Maas mit Sint Servaasbrug

Das letzte Stück unseres Stadtspaziergangs legen wir am Wasser zurück. Die Maas teil die Stadt. Von der Altstadtseite habt ihr einen tollen Blick auf die gegenüberliegende Flusseite mit einer Häuserreihe aus alten und neuen Bauten. Ein bunter Stilmix, aber auch ein tolles Fotomotiv. Ebenso gut macht sich die wohl älteste Brücke Hollands - die Sint Servaasbrug - vor der Kamera. Die Steinbrücke aus dem 13. Jahrhundert gehört zu Maastricht wie die Pommes von Reitz. Wo wir auch schon beim nächsten Thema wären: die kulinarischen Highlights in Maastricht.

 

Die besten Pommes der Stadt

Traditionell verpflichtend ist hier die Portion Pommes beim besten Pommes-Imbiss der Stadt und als Nachtisch ein Waffel mit lecker flüssiger Schokolade on top.

Für die Pommes mit Soße eurer Wahl (ich habe "Americaine" probiert - bisschen scharf, aber lecker) müsst ihr ein wenig anstehen. Vor "Reitz" (direkt am zentralen Marktplatz) ist immer eine Schlange Menschen. Aber es lohnt sich! 

Zum süßen Nachtisch kann ich die Waffel von "Pinky" empfehlen. Einen der Pinky-Läden findet ihr direkt beim Regenbogen-Zebrastreifen am Vrijthof.

Und Maastricht bietet sonst auch noch viele weitere Möglichkeit, um während des Spaziergangs durch die Stadt ein Päuschen einzulegen. Es gibt an jeder Ecke niedliche Cafés oder kleine Plätze, die zum Verweilen einladen.

 

Mein persönliches Fazit

Maastricht ist einfach wunderbar.

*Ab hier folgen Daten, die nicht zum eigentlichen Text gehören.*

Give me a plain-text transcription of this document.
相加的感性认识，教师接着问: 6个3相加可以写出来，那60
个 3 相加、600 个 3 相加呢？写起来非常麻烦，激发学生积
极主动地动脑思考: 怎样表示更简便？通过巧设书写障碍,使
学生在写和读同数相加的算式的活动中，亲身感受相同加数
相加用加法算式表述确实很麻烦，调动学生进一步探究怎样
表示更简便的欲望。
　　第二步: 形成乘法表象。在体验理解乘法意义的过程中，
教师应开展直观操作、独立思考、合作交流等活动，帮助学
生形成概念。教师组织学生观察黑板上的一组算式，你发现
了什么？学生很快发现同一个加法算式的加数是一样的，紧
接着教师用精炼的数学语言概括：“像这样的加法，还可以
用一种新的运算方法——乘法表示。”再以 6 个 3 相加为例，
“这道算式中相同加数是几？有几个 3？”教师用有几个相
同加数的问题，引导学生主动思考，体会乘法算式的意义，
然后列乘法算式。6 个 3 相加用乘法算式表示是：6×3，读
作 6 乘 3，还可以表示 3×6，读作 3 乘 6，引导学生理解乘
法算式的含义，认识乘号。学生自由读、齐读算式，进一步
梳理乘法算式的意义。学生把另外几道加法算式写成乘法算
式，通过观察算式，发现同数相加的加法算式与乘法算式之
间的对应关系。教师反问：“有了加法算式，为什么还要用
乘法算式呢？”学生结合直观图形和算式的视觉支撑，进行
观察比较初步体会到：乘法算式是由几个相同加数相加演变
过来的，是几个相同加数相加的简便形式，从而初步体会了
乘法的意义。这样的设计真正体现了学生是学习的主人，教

Wunderbar überschaubar, wunderbar niedlich und wunderbar für einen Tagesausflug geeignet. Abends saß ich auf der Couch, war noch gut satt von Pommes und Waffel, und fragte mich: "Warum war ich nicht schon viel eher in Maastricht?".

 

Ich bin mir sicher, euch wird es nach einem Besuch in Maastricht genauso gehen. Erzählt mir gerne davon!